La conquista normanna dell'isola non coincise con l'eliminazione dell'elemento musulmano, numericamente ancora consistente, malgrado le molte migrazioni verso il Maghreb, la Spagna musulmana e l'Egitto. I Normanni, sul piano politico, economico e giuridico, conservarono alcuni elementi dell'organizzazione musulmana e alcuni elementi dell'architettura araba, come testimoniano a Palermo alcuni edifici e chiese e soprattutto il palazzo reale normanno detto "Palazzo dei Normanni" e la Zisa, fatta erigere da re Guglielmo I d'Altavilla, fuori dalle mura della città; ad ovest del rione o mandamento "Monte di Pietà", che allora si chiamava "Seralcadi"

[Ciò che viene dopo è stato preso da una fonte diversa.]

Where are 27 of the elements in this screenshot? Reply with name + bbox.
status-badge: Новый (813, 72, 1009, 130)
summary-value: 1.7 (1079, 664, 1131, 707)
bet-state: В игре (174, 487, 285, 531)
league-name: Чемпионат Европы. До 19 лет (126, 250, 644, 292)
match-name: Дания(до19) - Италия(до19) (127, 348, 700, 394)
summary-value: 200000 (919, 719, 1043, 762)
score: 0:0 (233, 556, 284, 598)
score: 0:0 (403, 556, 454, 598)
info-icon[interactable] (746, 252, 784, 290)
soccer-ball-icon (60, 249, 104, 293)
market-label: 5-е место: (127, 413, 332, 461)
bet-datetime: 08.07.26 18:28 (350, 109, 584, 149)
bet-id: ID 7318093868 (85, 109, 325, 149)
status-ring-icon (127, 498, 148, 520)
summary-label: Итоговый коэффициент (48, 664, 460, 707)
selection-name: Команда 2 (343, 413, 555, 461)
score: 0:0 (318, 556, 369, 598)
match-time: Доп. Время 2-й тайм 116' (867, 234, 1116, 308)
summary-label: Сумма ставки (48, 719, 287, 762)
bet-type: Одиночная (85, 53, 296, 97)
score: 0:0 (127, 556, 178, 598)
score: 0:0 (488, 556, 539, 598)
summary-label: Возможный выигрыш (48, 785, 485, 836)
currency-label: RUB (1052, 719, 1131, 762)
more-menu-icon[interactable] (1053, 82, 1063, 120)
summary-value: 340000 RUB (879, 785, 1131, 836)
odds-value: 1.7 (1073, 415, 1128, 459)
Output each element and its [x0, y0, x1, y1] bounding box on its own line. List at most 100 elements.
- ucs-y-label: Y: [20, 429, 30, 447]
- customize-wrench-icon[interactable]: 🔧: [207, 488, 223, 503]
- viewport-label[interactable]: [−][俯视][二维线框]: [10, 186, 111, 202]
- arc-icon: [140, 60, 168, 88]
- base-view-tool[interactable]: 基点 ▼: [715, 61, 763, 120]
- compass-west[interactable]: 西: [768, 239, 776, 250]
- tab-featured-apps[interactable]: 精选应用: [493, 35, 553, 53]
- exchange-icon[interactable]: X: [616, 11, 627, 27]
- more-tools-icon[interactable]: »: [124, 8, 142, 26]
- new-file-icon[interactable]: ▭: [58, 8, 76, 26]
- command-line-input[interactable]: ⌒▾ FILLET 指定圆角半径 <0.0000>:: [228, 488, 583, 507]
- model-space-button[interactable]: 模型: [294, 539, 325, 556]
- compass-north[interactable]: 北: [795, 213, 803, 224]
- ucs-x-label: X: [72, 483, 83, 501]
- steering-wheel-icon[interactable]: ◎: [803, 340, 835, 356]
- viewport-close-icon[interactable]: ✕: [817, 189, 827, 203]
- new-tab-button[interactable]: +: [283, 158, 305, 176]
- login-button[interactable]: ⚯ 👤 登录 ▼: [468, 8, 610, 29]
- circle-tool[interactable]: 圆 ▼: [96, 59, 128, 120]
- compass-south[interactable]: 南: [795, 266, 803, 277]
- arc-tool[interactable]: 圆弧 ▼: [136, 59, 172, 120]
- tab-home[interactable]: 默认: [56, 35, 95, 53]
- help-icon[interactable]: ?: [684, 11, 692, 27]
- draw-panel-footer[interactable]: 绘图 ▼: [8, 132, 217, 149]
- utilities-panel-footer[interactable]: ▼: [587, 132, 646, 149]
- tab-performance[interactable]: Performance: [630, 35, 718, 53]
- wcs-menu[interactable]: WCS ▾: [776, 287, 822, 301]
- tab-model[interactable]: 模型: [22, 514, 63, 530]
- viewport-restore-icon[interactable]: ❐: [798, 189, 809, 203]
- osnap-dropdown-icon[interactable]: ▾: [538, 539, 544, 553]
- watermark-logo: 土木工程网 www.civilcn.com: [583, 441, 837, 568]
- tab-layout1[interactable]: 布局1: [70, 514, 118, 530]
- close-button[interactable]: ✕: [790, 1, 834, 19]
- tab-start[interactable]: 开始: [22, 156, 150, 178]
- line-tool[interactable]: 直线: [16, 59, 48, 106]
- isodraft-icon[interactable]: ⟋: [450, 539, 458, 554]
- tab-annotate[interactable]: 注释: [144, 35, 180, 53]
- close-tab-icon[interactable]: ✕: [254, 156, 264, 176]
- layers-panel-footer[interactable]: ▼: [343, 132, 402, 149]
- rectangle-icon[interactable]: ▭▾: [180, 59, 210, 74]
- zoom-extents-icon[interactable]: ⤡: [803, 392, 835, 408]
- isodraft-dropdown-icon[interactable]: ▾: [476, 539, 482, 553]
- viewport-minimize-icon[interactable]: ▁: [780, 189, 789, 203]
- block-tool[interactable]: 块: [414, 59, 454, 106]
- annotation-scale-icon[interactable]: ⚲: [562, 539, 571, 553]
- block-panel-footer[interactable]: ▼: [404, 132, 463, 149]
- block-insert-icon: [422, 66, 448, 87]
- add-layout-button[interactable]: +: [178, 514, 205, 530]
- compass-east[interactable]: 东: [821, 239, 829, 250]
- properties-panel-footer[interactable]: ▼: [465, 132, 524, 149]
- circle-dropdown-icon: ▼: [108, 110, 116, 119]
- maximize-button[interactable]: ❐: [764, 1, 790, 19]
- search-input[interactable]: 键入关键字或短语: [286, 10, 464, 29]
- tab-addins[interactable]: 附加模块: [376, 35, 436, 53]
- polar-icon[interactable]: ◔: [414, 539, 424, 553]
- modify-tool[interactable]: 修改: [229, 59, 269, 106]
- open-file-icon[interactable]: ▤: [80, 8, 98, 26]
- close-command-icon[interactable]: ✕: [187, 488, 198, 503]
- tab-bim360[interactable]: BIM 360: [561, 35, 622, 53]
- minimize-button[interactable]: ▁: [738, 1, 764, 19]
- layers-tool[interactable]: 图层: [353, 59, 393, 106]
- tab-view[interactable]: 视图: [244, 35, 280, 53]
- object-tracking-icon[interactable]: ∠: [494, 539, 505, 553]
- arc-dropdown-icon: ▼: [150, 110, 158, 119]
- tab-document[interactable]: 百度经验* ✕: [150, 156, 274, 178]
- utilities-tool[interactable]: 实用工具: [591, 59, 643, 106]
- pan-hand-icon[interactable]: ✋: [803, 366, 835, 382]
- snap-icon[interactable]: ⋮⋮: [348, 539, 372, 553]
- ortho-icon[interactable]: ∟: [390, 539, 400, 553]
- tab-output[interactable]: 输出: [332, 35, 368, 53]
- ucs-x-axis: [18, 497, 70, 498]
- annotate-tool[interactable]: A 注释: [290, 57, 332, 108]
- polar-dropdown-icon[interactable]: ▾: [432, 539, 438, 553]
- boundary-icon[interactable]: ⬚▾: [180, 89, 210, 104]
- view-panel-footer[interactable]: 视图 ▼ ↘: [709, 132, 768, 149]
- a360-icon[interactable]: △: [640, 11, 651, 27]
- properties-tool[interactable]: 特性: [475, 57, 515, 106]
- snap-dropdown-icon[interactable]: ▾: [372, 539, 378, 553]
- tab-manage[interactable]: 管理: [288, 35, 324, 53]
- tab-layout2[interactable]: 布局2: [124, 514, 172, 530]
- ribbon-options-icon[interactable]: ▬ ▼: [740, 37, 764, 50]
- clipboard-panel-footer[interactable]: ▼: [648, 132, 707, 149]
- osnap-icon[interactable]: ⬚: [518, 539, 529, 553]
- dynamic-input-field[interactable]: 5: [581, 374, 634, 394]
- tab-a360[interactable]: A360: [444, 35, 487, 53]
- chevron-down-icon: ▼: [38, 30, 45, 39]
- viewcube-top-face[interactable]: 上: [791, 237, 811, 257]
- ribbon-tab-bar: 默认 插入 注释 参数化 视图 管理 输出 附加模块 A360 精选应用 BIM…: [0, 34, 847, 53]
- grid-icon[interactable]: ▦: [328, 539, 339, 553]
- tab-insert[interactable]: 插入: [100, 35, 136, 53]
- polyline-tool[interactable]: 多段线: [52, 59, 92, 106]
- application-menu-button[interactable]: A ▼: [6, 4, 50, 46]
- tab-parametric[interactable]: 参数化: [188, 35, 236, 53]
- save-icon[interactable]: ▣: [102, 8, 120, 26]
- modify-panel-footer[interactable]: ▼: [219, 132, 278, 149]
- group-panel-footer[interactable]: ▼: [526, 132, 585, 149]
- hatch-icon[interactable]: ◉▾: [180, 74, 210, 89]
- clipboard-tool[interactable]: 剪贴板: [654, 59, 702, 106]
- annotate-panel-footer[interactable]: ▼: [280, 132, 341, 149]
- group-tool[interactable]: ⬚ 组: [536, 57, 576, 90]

Il dibattito tra gli studiosi è stato prevalentemente incentrato sull'entità e sulla stessa origine di questi apporti: Michele Amari, ipotizzando una comunità col passato islamico, sosteneva che i Normanni avessero a modello gli emiri Kalbiti; di recente, Jeremy Johns distingue tra l'eredità del passato islamico della Sicilia e specifici elementi nordafricani quali il dīwān, la firma reale, la scrittura reale, l'architettura e la decorazione dei palazzi importati dall'Egitto fatimide solo dopo l'istituzione del Regno nel 1130[13].
Vittorio Noto, condividendo la tesi di K.A.C. Creswell, espressa nel saggio: L'architettura islamica delle origini, sostiene che “l’architettura arabo-normanna” è una definizione impropria, poiché gli Arabi, nomadi per origine e vocazione, non furono mai portatori di una propria architettura, ma assimilarono la cultura mediorientale e neoellenica dei paesi islamizzati durante la loro avanzata, elaborando varie ed originali, sintesi architettoniche, legate ai diversi imperi. Inoltre non rimangono a Palermo tracce di grandi architetture riferibili con certezza al periodo della dominazione saracena. I monumenti siculo-normanni dei secoli XI e XII ancorché con sincretismi dei mondi, latino-bizantini ed islamici, hanno una identità euromediterranea del tutto originale e tale da costituire un capitolo a parte nella storia dell'architettura medievale. Georges Marçais, eminente arabista francese dopo alcune analisi comparate tra i monumenti siciliani ed i coevi magrebini e spagnoli dei secoli XI e XII nel suo: L'architecture musulmane d'occident, formulò l’ipotesi che gli edifici palermitani di questo periodo, siano stati impropriamente considerati, arabo-normanni, poiché con l’uso di questo termine, non solo si trascura l’origine e l’aspetto caratteristico nord europeo delle strutture in elevazione, ma altresì si definiscono di stile arabo, anche le architetture delle chiese bizantine che invece possiedono caratteri costruttivi ed architettonici originali, diversi e storicamente ben definiti. Queste osservazioni sono state, in diversi scritti, enunciate sin dalla fine dell'Ottocento da illustri viaggiatori-archeologi come: il francese Girault De Prangey, l’inglese Gally Knigth e il tedesco Goldschmidt.